Adaptive Measurement Noise Covariance Matrix R for JPDAF based Multitarget Tracking

Abstract

In multitarget tracking, several targets of interest are being tracked simultaneously with the help of any optimal estimator. Kalman Filter (KF) and Extended Kalman Filter (EKF) have proved to be very good estimators. Multitarget tracking finds its applications in diverse fields like pattern recognition, computer vision, radar tracking, robotics, etc. Several algorithms have been implemented for multitarget tracking including Probabilistic Data Association Filter (PDAF), Joint Probabilistic Data Association Filter (JPDAF), Nearest Neighbor Standard Filter (NNSF), Global Nearest Neighbor (GNN), Neural Networks (NNs), etc.

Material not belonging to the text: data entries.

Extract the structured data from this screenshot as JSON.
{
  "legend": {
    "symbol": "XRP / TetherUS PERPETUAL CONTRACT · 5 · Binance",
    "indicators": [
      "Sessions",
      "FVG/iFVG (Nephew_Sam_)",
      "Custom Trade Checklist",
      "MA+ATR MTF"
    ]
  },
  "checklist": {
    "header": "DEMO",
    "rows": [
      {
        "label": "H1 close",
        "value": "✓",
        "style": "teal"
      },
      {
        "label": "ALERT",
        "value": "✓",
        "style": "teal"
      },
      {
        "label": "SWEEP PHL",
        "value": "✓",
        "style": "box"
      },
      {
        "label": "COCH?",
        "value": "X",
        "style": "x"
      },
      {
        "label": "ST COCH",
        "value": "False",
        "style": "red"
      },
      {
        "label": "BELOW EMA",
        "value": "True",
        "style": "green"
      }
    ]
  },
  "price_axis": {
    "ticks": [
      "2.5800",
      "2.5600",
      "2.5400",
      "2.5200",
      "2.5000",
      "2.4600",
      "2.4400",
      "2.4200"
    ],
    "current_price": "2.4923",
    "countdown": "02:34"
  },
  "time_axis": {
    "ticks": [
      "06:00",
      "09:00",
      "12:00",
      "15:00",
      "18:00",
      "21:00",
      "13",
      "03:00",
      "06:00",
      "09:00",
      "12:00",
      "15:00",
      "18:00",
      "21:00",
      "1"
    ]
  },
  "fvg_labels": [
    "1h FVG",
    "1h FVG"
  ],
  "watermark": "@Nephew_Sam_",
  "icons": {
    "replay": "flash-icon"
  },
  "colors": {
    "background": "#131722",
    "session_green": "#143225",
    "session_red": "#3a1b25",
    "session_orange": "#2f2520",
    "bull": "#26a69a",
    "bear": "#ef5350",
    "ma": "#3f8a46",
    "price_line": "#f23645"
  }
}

Joint Probabilistic Data Association Filter (JPDAF) is the multitarget version of Probabilistic Data Association Filter (PDAF), in which joint association probabilities are computed and tracks are then updated based upon theses probabilities. Measurement noise covariance matrix R in Kalman filter needs to be transformed from polar to cartesian coordinate system. The optimal value of R should be calculated for the good performance of filter. In this paper, measurement noise covariance matrix R has been computed using transformation and more than 80% of the desired results have been achieved by performing tracking using JPDAF algorithm.